Le autorità siriane hanno arrestato un ex colonnello militare accusato di aver avuto un ruolo di alto livello nella produzione e nello stoccaggio di armi chimiche sotto il precedente governo.

Il Ministero dell’Interno ha identificato il sospetto come Ahmed Habib, sostenendo che abbia supervisionato la produzione di circa 20 bombe riempite con l’agente nervino sarin. Ogni bomba pesava circa 250 chilogrammi.

Secondo il ministero, le armi sono state utilizzate in attacchi contro città e paesi siriani tra il 2013 e il 2017.

Habib ha precedentemente diretto una divisione all’interno del Centro per gli Studi Scientifici e la Ricerca della Siria, ha dichiarato il ministero. Sarebbe stato inoltre responsabile delle strutture di stoccaggio del sarin e della produzione di armi chimiche presso l’Unità 417 della Direzione dell’Intelligence Militare.

L’ex ufficiale è originario di Harf al-Musaytirah, un villaggio nella campagna di Qardaha nella provincia di Latakia, nel nord-ovest della Siria.

Il sarin è diventato strettamente associato al conflitto siriano a seguito di diversi attacchi chimici sospetti e confermati. Uno dei più letali si è verificato nella Ghouta Orientale, fuori Damasco, nell’agosto 2013, causando la morte di centinaia di civili.

Organizzazioni della società civile hanno inoltre documentato accuse di uso di armi chimiche a Douma nell’aprile 2018. Il gruppo Stato Islamico è stato accusato separatamente di aver utilizzato agenti chimici, anche durante un attacco nella città settentrionale di Marea, nella provincia di Aleppo, nel 2015.

L’arresto avviene mentre le nuove autorità siriane intensificano le operazioni contro ex funzionari governativi accusati di coinvolgimento in abusi commessi durante il regime di Bashar al-Assad.

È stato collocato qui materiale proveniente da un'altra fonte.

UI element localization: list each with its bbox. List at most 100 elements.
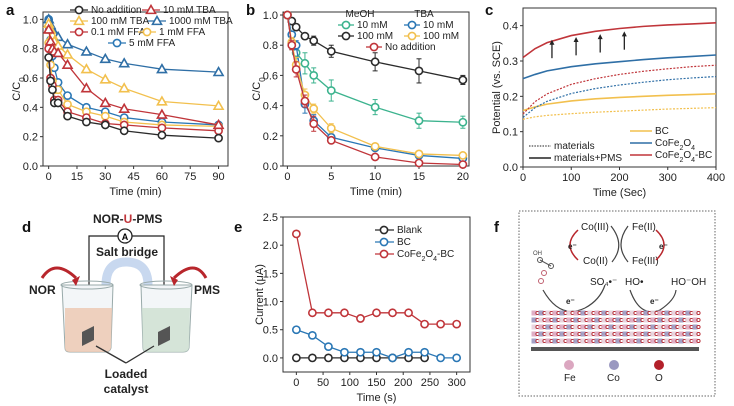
lattice-atom <box>608 331 614 337</box>
lattice-atom <box>608 310 614 316</box>
data-point <box>291 353 301 363</box>
x-tick-label: 400 <box>707 172 725 184</box>
co2-label: Co(II) <box>583 256 608 267</box>
lattice-atom <box>566 317 572 323</box>
legend-label: materials+PMS <box>554 153 622 164</box>
lattice-atom <box>573 310 579 316</box>
panel-label-f: f <box>494 219 500 236</box>
y-tick-label: 0.2 <box>23 132 38 144</box>
lattice-atom <box>587 317 593 323</box>
y-tick-label: 2.5 <box>263 212 278 224</box>
pms-molecule-icon: OH <box>533 251 554 284</box>
plot-frame <box>42 11 229 167</box>
legend-marker <box>112 38 122 48</box>
y-tick-label: 0.6 <box>263 70 278 82</box>
y-tick-label: 0.0 <box>503 162 518 174</box>
legend-label: 1000 mM TBA <box>169 16 233 27</box>
lattice-atom <box>678 331 684 337</box>
lattice-atom <box>559 324 565 330</box>
lattice-atom <box>538 338 544 344</box>
lattice-atom <box>531 331 537 337</box>
legend-label: Blank <box>397 225 423 236</box>
electron-label-3: e⁻ <box>566 297 575 306</box>
panel-label-b: b <box>246 2 255 19</box>
catalyst-pointer-lines <box>95 345 155 364</box>
lattice-atom <box>559 317 565 323</box>
lattice-atom <box>629 310 635 316</box>
right-electrode <box>158 326 170 346</box>
data-point <box>157 123 167 133</box>
legend-marker <box>379 225 389 235</box>
lattice-atom <box>580 310 586 316</box>
lattice-atom <box>601 324 607 330</box>
ho-radical-label: HO• <box>625 277 644 288</box>
fe-legend-label: Fe <box>564 373 576 384</box>
lattice-atom <box>671 338 677 344</box>
lattice-atom <box>650 331 656 337</box>
data-point <box>326 86 336 95</box>
data-point <box>156 108 168 119</box>
x-tick-label: 100 <box>341 377 359 389</box>
electron-label-4: e⁻ <box>650 297 659 306</box>
x-tick-label: 90 <box>212 171 224 183</box>
x-tick-label: 10 <box>369 171 381 183</box>
chart-b: 0 5 10 15 20 0.0 0.2 0.4 0.6 0.8 1.0 Time (min) C/C0… <box>251 9 470 198</box>
chart-e: 0 50 100 150 200 250 300 0.0 0.5 1.0 1.5 2.0 2.5 Time… <box>254 212 471 404</box>
y-tick-label: 0.6 <box>23 73 38 85</box>
lattice-atom <box>692 317 698 323</box>
x-tick-label: 0 <box>520 172 526 184</box>
x-tick-label: 15 <box>413 171 425 183</box>
y-tick-label: 1.0 <box>263 10 278 22</box>
y-tick-label: 0.4 <box>23 102 38 114</box>
legend-marker <box>407 20 417 30</box>
x-tick-label: 15 <box>71 171 83 183</box>
legend-marker <box>142 27 152 37</box>
lattice-atom <box>552 324 558 330</box>
fe2-label: Fe(II) <box>632 222 656 233</box>
lattice-atom <box>608 338 614 344</box>
data-point <box>326 46 336 56</box>
lattice-atom <box>587 324 593 330</box>
y-axis-title: C/C0 <box>11 77 27 101</box>
x-tick-label: 0 <box>284 171 290 183</box>
x-tick-label: 75 <box>184 171 196 183</box>
lattice-atom <box>608 324 614 330</box>
co-cycle-arrow-icon <box>569 229 579 261</box>
lattice-atom <box>573 331 579 337</box>
pms-label: PMS <box>194 283 220 297</box>
chart-a: 0 15 30 45 60 75 90 0.0 0.2 0.4 0.6 0.8 1.0 Time (min… <box>11 3 233 198</box>
data-point <box>420 347 429 357</box>
lattice-atom <box>671 324 677 330</box>
lattice-atom <box>692 338 698 344</box>
legend-label: CoFe2O4-BC <box>397 249 454 263</box>
co-legend-label: Co <box>607 373 620 384</box>
legend-marker <box>145 3 157 15</box>
lattice-atom <box>601 317 607 323</box>
x-tick-label: 5 <box>328 171 334 183</box>
x-axis-title: Time (min) <box>109 186 161 198</box>
substrate-bar <box>531 347 699 351</box>
right-beaker-rim <box>139 280 193 290</box>
legend-label: 10 mM <box>357 20 388 31</box>
y-tick-label: 1.0 <box>23 14 38 26</box>
lattice-atom <box>580 331 586 337</box>
data-point <box>414 66 424 76</box>
data-point <box>212 99 225 111</box>
pms-add-arrow-icon <box>172 266 208 280</box>
legend-marker <box>341 31 351 41</box>
lattice-atom <box>587 338 593 344</box>
lattice-atom <box>531 317 537 323</box>
x-tick-label: 50 <box>317 377 329 389</box>
panel-label-c: c <box>485 2 493 19</box>
lattice-atom <box>594 317 600 323</box>
legend-label: 1 mM FFA <box>159 27 205 38</box>
y-axis-title: C/C0 <box>251 77 267 101</box>
legend-label: 100 mM TBA <box>91 16 149 27</box>
data-point <box>414 149 424 159</box>
legend-label: 100 mM <box>423 31 459 42</box>
fe-cycle-arrow-icon <box>655 229 665 261</box>
catalyst-label: catalyst <box>104 382 149 396</box>
legend-label: 10 mM TBA <box>163 5 216 16</box>
electron-label-2: e⁻ <box>659 242 668 251</box>
lattice-atom <box>664 317 670 323</box>
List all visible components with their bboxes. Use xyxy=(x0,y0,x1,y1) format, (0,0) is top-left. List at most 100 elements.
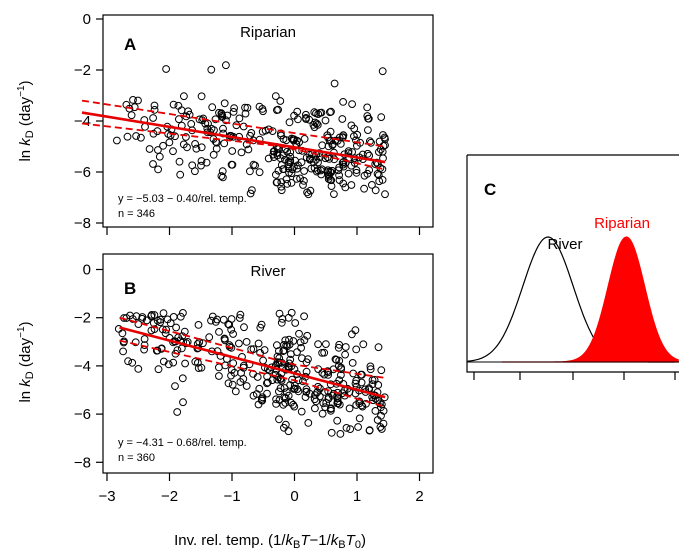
data-point xyxy=(192,144,201,153)
data-point xyxy=(197,161,205,170)
data-point xyxy=(327,428,336,437)
data-point xyxy=(277,318,286,327)
data-point xyxy=(321,154,330,163)
data-point xyxy=(176,170,185,179)
data-point xyxy=(197,143,206,152)
data-point xyxy=(372,158,381,167)
data-point xyxy=(142,316,151,325)
data-point xyxy=(235,114,244,123)
data-point xyxy=(229,108,238,116)
data-point xyxy=(274,166,283,175)
data-point xyxy=(318,141,327,150)
data-point xyxy=(375,177,384,186)
panel-c-label-river: River xyxy=(547,236,582,253)
data-point xyxy=(334,343,343,352)
x-tick-label: −2 xyxy=(161,488,178,505)
data-point xyxy=(381,135,389,144)
data-point xyxy=(220,99,229,108)
data-point xyxy=(285,335,293,344)
data-point xyxy=(341,350,350,359)
data-point xyxy=(341,343,350,351)
data-point xyxy=(275,309,284,318)
data-point xyxy=(113,136,121,145)
data-point xyxy=(175,157,184,166)
data-point xyxy=(297,344,306,352)
data-point xyxy=(366,362,375,371)
data-point xyxy=(276,97,285,105)
data-point xyxy=(321,403,330,412)
data-point xyxy=(287,350,295,359)
data-point xyxy=(147,312,156,321)
data-point xyxy=(137,133,145,142)
data-point xyxy=(172,323,181,332)
data-point xyxy=(321,116,330,125)
data-point xyxy=(215,108,223,117)
data-point xyxy=(303,331,312,340)
data-point xyxy=(324,387,333,396)
data-point xyxy=(311,404,319,413)
data-point xyxy=(169,313,178,321)
data-point xyxy=(282,136,291,145)
data-point xyxy=(350,132,358,141)
data-point xyxy=(377,113,386,121)
data-point xyxy=(300,312,309,321)
data-point xyxy=(335,340,344,349)
data-point xyxy=(246,189,255,198)
data-point xyxy=(256,323,265,332)
data-point xyxy=(150,106,159,114)
data-point xyxy=(239,375,248,383)
data-point xyxy=(182,133,190,141)
data-point xyxy=(224,379,233,388)
data-point xyxy=(381,190,389,199)
data-point xyxy=(344,169,353,178)
panel-c: C River Riparian xyxy=(466,154,679,380)
data-point xyxy=(294,161,302,170)
panel-b-title: River xyxy=(250,263,285,280)
data-point xyxy=(371,407,380,415)
data-point xyxy=(264,154,273,163)
data-point xyxy=(127,111,136,120)
data-point xyxy=(174,101,183,110)
data-point xyxy=(379,131,387,139)
data-point xyxy=(359,340,368,349)
data-point xyxy=(339,131,348,140)
data-point xyxy=(296,338,305,347)
data-point xyxy=(354,423,363,431)
data-point xyxy=(313,388,322,397)
data-point xyxy=(325,137,334,145)
data-point xyxy=(178,374,187,383)
data-point xyxy=(199,114,208,123)
data-point xyxy=(357,378,366,387)
data-point xyxy=(280,423,288,432)
data-point xyxy=(263,389,271,398)
panel-c-curves xyxy=(467,236,679,363)
panel-a-title: Riparian xyxy=(240,24,296,41)
y-axis-label-a: ln kD (day−1) xyxy=(16,80,36,161)
density-riparian xyxy=(501,236,679,363)
data-point xyxy=(208,103,217,112)
data-point xyxy=(285,118,294,127)
data-point xyxy=(298,354,306,363)
data-point xyxy=(227,343,236,352)
data-point xyxy=(347,121,356,130)
data-point xyxy=(249,160,258,169)
data-point xyxy=(140,335,149,343)
data-point xyxy=(326,108,334,117)
data-point xyxy=(334,399,343,408)
data-point xyxy=(304,419,313,427)
data-point xyxy=(173,408,182,416)
panel-a-equation: y = −5.03 − 0.40/rel. temp. xyxy=(118,193,247,205)
data-point xyxy=(281,399,290,407)
data-point xyxy=(363,149,372,158)
panel-c-label-riparian: Riparian xyxy=(594,215,650,232)
data-point xyxy=(207,65,216,74)
data-point xyxy=(132,132,141,140)
data-point xyxy=(254,339,263,348)
data-point xyxy=(149,114,158,122)
data-point xyxy=(218,167,227,176)
data-point xyxy=(287,134,296,143)
data-point xyxy=(318,409,327,418)
panel-b-points xyxy=(114,308,389,438)
data-point xyxy=(150,101,159,110)
data-point xyxy=(297,407,306,416)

L’Organizzazione per la Proibizione delle Armi Chimiche ha ripristinato il diritto di voto della Siria il 9 luglio 2026, citando un cambiamento significativo nelle circostanze e una maggiore cooperazione da parte delle nuove autorità del paese.

Damasco si è impegnata a localizzare e distruggere le armi chimiche e le munizioni tossiche nascoste sotto il precedente governo. Gli ispettori internazionali dovrebbero continuare a monitorare gli sforzi della Siria per smantellare il programma residuo.